The lifetime of these domains and the length of the response will depend on their size and factors that may stabilise or destabilise them. These factors will include not only lipid-lipid, lipid-protein and protein-protein interactions both in the plane of the membrane but also elements of the cytoskeleton, pericellular matrix adjacent to the membrane as well as transmembrane and cytoplasmic domains of the receptors involved. In the case of TLRs, the association of the TIR domains intracellularly would stabilise the ectodomains extracellularly and provide the molecular scaffold that will recruit the adaptor molecules that contribute to signalling.

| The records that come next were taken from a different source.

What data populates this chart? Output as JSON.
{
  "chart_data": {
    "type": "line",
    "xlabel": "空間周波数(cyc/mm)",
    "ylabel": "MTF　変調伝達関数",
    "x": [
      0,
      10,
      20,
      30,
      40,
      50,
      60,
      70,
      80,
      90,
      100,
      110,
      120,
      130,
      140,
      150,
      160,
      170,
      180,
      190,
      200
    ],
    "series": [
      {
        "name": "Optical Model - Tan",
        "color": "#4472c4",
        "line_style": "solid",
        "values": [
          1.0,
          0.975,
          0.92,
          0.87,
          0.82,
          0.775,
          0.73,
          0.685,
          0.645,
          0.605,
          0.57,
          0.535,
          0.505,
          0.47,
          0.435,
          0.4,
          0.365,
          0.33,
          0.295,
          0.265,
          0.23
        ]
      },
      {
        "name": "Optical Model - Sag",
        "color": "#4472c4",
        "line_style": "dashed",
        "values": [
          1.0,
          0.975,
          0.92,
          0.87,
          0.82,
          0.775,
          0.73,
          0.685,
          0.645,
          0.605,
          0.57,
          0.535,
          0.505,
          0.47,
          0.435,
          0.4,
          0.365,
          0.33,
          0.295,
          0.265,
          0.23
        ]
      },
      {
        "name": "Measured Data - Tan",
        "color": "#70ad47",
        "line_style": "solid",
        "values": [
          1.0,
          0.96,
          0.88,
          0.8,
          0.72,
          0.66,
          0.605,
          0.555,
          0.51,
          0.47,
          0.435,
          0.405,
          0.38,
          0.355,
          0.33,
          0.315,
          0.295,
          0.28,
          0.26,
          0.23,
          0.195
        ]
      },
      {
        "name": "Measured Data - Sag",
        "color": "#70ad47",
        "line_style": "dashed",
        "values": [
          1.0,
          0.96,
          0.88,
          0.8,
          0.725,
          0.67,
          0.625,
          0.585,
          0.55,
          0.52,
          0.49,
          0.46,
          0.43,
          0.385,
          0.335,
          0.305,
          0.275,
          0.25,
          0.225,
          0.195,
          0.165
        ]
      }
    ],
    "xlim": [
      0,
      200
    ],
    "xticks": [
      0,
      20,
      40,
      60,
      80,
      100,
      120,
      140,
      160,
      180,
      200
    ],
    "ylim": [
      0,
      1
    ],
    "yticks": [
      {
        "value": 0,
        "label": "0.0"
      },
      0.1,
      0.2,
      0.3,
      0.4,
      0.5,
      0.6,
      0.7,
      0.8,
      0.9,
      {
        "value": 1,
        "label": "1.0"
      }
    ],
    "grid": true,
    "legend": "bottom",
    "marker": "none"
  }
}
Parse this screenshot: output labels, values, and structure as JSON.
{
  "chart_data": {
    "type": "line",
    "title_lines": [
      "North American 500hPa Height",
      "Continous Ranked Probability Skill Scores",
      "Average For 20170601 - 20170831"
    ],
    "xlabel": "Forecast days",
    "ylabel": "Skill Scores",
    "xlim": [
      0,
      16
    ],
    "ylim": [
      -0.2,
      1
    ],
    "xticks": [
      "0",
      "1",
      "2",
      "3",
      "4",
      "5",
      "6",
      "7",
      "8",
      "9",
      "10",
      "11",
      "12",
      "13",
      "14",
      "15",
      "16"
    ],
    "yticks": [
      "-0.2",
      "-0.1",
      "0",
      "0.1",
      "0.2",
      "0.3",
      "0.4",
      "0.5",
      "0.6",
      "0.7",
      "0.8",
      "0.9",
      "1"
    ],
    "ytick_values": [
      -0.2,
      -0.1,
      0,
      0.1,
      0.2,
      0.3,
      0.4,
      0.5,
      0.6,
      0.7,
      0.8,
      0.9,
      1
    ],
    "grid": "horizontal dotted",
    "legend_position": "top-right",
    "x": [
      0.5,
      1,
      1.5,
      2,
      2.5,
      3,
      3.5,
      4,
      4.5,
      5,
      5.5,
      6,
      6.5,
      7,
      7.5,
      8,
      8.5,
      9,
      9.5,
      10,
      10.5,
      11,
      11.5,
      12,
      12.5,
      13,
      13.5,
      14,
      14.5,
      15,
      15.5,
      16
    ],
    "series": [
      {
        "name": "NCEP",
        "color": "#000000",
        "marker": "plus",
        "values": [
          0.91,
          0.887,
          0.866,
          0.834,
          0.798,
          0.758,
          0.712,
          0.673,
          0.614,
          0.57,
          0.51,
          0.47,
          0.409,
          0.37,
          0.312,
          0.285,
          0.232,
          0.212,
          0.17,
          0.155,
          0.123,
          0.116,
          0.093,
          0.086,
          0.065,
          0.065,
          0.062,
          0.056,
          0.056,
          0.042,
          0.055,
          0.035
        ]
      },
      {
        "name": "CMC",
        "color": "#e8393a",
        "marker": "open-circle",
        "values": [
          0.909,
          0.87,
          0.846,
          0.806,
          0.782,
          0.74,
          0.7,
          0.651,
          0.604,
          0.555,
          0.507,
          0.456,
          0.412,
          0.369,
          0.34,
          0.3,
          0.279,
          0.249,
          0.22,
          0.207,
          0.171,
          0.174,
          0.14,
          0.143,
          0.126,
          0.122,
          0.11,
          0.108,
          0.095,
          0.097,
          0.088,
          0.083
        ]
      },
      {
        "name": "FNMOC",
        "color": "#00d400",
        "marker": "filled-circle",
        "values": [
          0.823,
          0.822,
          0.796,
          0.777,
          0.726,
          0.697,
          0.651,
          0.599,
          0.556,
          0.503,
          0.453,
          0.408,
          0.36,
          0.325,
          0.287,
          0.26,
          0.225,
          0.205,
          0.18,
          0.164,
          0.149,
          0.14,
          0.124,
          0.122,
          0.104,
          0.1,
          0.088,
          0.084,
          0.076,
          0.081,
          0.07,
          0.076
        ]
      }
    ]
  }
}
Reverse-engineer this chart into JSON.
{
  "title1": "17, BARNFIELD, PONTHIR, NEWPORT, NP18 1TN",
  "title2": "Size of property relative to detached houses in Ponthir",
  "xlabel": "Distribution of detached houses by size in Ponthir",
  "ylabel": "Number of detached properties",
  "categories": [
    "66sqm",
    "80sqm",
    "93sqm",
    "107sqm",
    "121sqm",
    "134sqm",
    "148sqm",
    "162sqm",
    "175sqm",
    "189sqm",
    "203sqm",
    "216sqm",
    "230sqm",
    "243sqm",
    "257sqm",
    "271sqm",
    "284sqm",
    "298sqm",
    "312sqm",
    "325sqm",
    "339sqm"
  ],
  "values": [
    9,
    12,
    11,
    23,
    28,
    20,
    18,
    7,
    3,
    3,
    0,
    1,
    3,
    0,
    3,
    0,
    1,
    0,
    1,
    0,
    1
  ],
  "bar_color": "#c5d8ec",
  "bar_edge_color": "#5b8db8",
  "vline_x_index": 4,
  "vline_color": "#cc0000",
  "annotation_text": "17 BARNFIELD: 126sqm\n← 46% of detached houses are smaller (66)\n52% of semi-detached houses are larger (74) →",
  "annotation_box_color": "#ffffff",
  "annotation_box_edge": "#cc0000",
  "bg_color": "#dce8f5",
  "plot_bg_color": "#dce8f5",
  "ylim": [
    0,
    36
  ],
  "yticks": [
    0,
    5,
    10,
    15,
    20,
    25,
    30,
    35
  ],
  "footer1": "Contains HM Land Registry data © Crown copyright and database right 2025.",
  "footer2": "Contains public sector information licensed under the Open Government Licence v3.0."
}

The challenge for the future will be to visualise the assembly and stoichiometry of these large and transient oligomeric complexes in vivo. Thus refining existing biophysical methods, such as single particle tracking (SPT), fluorescence correlation spectroscopy (FCS), and fluorescence resonance energy transfer (FRET) will help us reveal these dynamic nanoassemblies of sterol, sphingolipid, and proteins in living cell and provide us with the first dynamic picture of the innate immune response.